わが国の論文力なぜ失速 第一線の研究者らシンポで激論白熱
ERATOやCREST、さきがけなどはJST「戦略的創造研究推進事業」のプログラム。橋本さんはこれらについて「狭められているとの意識は私にもあり、私が来て(理事長に就任して)から、広げることを徹底的にやっている」とも話した。
シンポジウムでは参加者から質問を募り、いくつかを議論に反映した。一つの質問をきっかけに、話は研究者の給与にも及んだ。「評価が分かる形で給与が出る仕組みを作り、弾力化が必要だ」「経済的理由や将来不安で研究者を断念した人は多い。諦めなくて済む環境にしていく必要がある」などの意見が交わされた。 橋本さんは「成功した人としない人の間に、給料の差がないといけないが、日本の大学や国研ではごく一部の例外を除いてほとんど、ない。私は(理事長を務めた)NIMS(物質・材料研究機構)で差をつけようとしたが、“羽交い締め”にされてできなかった」と生々しい体験を明かした。「また、研究者として成功しなくても、能力を持つ人がアカデミア以外で活躍できる道を用意するのも重要。政府はそれをやろうとしているが、大学に反対する人がいる」と問題視した。
日本に引きこもらず、ダイバーシティーの気運生かせ
お金の話と並んで議論が深まったのは、国際化だ。言語の壁が高いなど、研究者のみならず日本人共通の課題ともいえる。

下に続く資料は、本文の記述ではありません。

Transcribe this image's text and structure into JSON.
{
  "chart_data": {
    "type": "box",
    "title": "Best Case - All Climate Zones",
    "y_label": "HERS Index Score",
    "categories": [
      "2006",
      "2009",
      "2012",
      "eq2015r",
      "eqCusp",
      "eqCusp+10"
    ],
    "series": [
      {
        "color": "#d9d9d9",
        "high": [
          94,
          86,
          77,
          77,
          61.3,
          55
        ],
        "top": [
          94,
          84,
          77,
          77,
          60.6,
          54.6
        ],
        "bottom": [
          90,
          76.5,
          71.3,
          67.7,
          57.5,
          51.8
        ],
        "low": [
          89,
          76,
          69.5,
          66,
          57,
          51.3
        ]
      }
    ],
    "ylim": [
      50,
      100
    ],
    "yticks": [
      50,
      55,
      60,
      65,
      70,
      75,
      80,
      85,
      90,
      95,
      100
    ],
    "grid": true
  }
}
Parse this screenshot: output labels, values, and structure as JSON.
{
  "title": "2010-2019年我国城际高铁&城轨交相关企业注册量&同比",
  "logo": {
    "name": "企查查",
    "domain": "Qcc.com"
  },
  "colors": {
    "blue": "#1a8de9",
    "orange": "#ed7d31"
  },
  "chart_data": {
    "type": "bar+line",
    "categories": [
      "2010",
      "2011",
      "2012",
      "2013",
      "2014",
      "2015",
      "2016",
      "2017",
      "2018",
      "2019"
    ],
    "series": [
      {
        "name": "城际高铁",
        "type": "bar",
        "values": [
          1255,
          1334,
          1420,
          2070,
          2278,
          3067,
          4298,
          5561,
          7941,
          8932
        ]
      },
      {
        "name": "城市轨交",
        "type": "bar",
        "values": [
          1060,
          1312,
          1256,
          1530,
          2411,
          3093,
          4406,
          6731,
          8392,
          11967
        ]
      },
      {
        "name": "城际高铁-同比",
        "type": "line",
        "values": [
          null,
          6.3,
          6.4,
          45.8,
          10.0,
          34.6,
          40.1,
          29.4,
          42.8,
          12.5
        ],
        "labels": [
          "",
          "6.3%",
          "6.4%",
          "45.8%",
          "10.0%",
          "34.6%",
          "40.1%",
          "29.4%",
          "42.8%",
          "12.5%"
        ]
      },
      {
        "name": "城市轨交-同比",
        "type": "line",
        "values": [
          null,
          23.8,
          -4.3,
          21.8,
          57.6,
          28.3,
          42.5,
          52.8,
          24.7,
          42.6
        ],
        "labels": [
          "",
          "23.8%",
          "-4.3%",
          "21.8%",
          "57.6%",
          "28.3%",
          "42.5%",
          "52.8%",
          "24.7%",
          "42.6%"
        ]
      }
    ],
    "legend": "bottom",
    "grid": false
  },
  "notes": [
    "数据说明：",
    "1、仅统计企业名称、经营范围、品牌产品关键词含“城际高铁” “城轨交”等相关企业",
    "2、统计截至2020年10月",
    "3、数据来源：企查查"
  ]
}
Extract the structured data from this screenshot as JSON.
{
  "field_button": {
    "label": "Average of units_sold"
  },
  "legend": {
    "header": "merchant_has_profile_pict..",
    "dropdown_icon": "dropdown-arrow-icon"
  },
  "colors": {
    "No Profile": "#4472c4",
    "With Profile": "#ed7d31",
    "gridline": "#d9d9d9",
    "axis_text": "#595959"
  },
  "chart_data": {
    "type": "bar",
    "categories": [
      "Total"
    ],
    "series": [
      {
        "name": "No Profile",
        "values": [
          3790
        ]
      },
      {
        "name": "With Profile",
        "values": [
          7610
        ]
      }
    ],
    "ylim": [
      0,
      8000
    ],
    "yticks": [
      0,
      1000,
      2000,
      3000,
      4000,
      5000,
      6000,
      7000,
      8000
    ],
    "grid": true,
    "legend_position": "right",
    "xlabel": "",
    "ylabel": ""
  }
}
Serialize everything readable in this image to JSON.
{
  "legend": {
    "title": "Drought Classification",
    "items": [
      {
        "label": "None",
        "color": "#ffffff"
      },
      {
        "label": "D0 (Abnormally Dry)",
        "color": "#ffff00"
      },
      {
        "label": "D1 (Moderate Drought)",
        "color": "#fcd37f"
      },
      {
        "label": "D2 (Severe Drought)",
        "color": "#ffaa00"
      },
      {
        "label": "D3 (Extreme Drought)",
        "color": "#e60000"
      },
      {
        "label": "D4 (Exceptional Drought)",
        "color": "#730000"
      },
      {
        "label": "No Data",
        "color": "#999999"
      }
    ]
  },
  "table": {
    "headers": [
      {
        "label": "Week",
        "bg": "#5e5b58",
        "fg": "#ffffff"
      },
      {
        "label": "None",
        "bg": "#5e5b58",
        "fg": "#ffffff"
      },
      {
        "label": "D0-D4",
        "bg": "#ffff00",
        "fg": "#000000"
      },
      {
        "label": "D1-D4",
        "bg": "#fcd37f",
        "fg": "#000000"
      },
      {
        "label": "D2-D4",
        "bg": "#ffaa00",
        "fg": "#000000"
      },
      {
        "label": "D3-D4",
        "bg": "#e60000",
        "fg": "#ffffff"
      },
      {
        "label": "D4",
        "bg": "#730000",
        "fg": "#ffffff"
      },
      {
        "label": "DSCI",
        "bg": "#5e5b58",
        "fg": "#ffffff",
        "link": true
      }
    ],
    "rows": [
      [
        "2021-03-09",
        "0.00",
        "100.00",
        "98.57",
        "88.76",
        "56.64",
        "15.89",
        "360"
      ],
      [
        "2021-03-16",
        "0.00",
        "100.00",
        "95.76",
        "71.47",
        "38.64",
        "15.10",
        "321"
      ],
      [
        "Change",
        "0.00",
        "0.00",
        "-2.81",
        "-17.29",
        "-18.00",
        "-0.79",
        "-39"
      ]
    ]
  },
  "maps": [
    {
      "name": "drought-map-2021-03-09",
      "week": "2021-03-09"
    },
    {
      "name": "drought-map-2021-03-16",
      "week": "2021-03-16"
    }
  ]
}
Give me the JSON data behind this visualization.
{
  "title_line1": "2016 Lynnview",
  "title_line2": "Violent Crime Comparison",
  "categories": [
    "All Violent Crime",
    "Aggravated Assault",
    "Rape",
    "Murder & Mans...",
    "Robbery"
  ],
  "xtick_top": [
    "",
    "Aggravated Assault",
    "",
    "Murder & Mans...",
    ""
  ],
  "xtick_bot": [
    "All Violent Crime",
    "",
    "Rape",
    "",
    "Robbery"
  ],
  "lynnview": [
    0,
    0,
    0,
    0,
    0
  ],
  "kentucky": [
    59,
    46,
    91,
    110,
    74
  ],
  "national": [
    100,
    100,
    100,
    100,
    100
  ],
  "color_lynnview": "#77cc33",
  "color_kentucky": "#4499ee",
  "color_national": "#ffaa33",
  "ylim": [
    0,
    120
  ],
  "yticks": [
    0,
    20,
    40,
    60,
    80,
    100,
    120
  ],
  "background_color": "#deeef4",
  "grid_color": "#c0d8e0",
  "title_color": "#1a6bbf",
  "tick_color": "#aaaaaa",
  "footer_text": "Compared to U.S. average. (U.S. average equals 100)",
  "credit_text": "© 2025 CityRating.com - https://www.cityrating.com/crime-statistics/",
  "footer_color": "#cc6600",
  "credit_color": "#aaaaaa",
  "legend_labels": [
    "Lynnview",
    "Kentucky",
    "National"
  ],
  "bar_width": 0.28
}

「日本の研究者は友達作りが下手」と語ったのは、情報通信、情報ネットワークが専門で室蘭工業大学コンピュータ科学センター教授の太田香さん。「日本人は国際会議に真面目に参加するが、コーヒーブレーク(休憩時間)に日本人同士で固まってしまい友達ができない。国際コミュニティーに入れず、国際会議の委員は知り合いに頼むのが常で(日本人は選ばれにくい)。輪を広げるのが大事なのに」。後藤さんが「同感。海外の学会で日本人は固まっている。そして最近は日本人が自分しかいない」と相槌(あいづち)を打った。 五神さんは「科学には国境がなくネットワークが必須。その一角にいて最先端の情報が入ってくるよう論文を書き続け、研究力を維持することが重要だ。手を打たないと10年後には世界から日本が見えなくなる。大学でも優秀な人は、深い議論を常時できるところに集まる。先生同士の議論がほとんどない状況は、極めてまずい」と事態の深刻さを語った。